Personalizing financial services

Patwardhan detailed how AI is democratizing access to financial services for first-time digital users. Many Indians encounter lending, insurance, and wealth management products through PhonePe for the first time.

Computer vision models now extract data from old insurance policies, eliminating tedious form-filling. AI analyzes transaction histories to create alternative credit models for the "new to credit" segment, people without formal credit scores. By examining electricity bills, property taxes, and fuel purchases, PhonePe can infer homeownership, vehicle ownership, and lifestyle patterns.

"We are able to give very good alternate credit data pointers to create a data model," said Patwardhan, describing how this approach opens credit markets to millions previously excluded from formal lending.
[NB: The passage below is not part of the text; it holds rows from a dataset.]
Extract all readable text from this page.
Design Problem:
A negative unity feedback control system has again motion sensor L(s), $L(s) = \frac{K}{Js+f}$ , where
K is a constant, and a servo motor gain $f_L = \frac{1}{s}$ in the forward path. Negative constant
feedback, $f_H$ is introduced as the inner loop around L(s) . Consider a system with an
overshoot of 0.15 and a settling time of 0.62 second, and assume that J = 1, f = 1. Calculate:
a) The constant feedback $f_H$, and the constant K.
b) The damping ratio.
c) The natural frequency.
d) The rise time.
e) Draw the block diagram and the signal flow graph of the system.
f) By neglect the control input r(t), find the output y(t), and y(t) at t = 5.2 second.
In wealth management, AI generates dynamic watch lists based on portfolio holdings and real-time news, replacing static index tracking. For insurance sales, AI prompts agents with relevant questions based on conversation flow while monitoring compliance.

Securing the AI future

“AI security will be the theme of 2026,” Venkat Ragothaman predicted. The challenge is stark: 80% of enterprise data sits in unstructured files, not databases. Making this data available to AI systems while protecting sensitive information requires automated detection of personally identifiable information at scale.

Prompt injection has emerged as the top attack vector. Unlike traditional phishing that requires clicking malicious links, prompt injection can extract confidential information with zero clicks, simply through carefully crafted queries.

The rise of autonomous agents compounds these challenges. Organizations must develop authorization systems for non-human identities and ensure agents have appropriate autonomy levels, nothing more.

As India races toward its digital future, the message from TechSparks 2025 is clear: building AI-powered infrastructure requires simultaneous innovation in fraud detection, data sovereignty, personalization, and security. The technology exists. The challenge lies in deploying it at scale while maintaining the trust that makes India's digital revolution possible.